本来は、筋違いであるということは、わかっていても、私には人に嫌味を言って、傷つける以外、生き残る方法は残されていないのだ。
「あんたは、いつも私の言う通り、荷物運びをしてくれたことがないじゃないの」
たか子は、怪訝な顔をして、ニヤリと不適な笑顔を浮かべた。
「あのう、なにか勘違いなさってません?」
勘違い? それどういうこと?
「私がいままでやってた荷物運びは、みなあなたの仕事なんですよ。野菜を運ぶのも、肉を運ぶのも、氷を製氷皿から入れて運ぶのも、みんなあなたがする仕事なんですよ」
えっ、まさか? そんな馬鹿な・・・
「今まで、私は一生懸命仕込みをしてきた。一分でも手を休めたことがあったか?」
たか子は、半ばあきれたような薄ら笑いを浮かべた。
「そんなこと、私に言われても知りませんよ。店長が決めたことなんだから、文句があるなら店長にどうぞ。
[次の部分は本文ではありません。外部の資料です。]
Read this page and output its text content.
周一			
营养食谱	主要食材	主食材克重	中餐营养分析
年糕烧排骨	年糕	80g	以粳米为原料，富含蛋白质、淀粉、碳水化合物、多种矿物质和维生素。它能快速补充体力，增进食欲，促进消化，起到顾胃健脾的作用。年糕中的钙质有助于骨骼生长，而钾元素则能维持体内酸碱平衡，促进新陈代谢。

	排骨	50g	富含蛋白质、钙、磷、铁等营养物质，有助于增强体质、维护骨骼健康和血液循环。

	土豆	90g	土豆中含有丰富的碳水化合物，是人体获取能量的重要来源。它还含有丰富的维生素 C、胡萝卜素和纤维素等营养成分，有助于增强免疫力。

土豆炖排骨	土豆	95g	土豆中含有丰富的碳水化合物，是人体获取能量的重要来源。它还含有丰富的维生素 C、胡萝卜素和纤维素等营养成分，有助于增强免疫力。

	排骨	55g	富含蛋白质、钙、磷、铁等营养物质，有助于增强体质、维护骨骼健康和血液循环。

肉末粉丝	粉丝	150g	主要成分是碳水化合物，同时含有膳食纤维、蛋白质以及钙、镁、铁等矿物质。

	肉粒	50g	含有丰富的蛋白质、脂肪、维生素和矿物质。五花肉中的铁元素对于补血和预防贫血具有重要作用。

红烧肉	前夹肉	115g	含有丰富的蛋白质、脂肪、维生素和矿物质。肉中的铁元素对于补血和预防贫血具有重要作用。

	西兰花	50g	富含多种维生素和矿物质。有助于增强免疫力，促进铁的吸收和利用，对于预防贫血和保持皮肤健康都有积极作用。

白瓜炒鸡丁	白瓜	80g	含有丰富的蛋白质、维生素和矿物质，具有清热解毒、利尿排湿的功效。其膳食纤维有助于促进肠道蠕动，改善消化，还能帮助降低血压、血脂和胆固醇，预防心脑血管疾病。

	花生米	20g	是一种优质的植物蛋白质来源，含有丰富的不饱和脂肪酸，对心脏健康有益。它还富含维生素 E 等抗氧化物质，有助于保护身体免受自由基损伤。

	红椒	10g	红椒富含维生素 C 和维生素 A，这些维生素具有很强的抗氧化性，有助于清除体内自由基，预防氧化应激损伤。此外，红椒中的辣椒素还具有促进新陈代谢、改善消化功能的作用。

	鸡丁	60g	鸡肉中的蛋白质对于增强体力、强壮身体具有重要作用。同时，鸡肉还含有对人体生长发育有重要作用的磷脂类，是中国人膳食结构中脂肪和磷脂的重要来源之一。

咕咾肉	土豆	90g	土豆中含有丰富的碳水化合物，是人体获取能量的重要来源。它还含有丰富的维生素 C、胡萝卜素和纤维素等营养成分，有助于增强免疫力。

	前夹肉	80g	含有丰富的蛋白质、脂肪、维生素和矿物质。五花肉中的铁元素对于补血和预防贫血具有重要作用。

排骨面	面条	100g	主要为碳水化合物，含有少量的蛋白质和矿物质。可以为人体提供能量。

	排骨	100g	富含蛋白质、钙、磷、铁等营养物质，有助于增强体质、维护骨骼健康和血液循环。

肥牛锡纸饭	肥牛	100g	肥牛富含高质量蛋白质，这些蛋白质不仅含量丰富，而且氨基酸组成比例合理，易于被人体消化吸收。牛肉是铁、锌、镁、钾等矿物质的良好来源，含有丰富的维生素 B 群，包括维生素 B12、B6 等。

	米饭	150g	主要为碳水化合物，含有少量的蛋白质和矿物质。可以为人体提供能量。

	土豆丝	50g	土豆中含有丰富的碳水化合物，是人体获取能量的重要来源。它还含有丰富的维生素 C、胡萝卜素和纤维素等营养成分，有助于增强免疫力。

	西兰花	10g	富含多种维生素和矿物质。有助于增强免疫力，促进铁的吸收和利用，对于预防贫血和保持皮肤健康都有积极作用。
私は店長の命令で、今までずっとあなたの尻ぬぐいをしてあげてたんですよ」
相変わらず、理論的で丁寧な言葉遣い。
決して、私の真似できない世界である。
やっぱり、この女にはかないそうにない。
もしかして、たか子は、人の好い女なのかもしれない。
だって、自分の仕事以外に、私の尻ぬぐいまでさせられてるんだから。
しかも、文句ひとつ言わず、私に嫌味を言われても動じることなく。
たか子のような女こそが、強く生き残っていく女なのかもしれない。
しかし、これでは負けを認めることになる。
私は若くないし、もう人生に希望もない。
やっぱり、私の住む場所はこのラーメン屋ではなかったようだ。
驚愕と自分に対する劣等感、そしてたか子に対する嫉妬の感情がむらむらと湧きあがった。
しかし、それは、また元の世界へと堕ちていく、絶望の序章でもあった。
「なによ。あんたなんか、私よりちょっとばかり、身体が大きくて、ときどき、指を震わせて、気味が悪いのよ」
罵倒したあとでは、ちょっぴり後悔が残った。
やっぱり、私の住む場所は、このラーメン屋ではないということを、痛感させられた。
私は、店長に逆らって解雇され、もとの風俗稼業に戻ることになった。
あーあ、あのとき、もっとたか子にとり入って、たか子の機嫌でもとっとけばよかった。
良くも悪くも正直さだけが、私の取り柄。
それが裏目に出た。
たか子は、私の敵ではなくて、私の味方だったことに気がついたときは、もう後の祭り。
私はもう、二度ともとに戻れない別世界の人間なんだ。
もう一度、たか子のような女に会えるだろうか?
わからない。
それより、日々狂っていく頭をなんとか、正常に戻さなきゃ。
私の行くべきところは、どこなんだろうか?
神のみぞ知る運命でしかない。
苦しいときの神頼み、いやたか子頼み。
たか子、もう一度私のそばにいて、私を助けて。
そして、私と人生、入れ替わろうよ。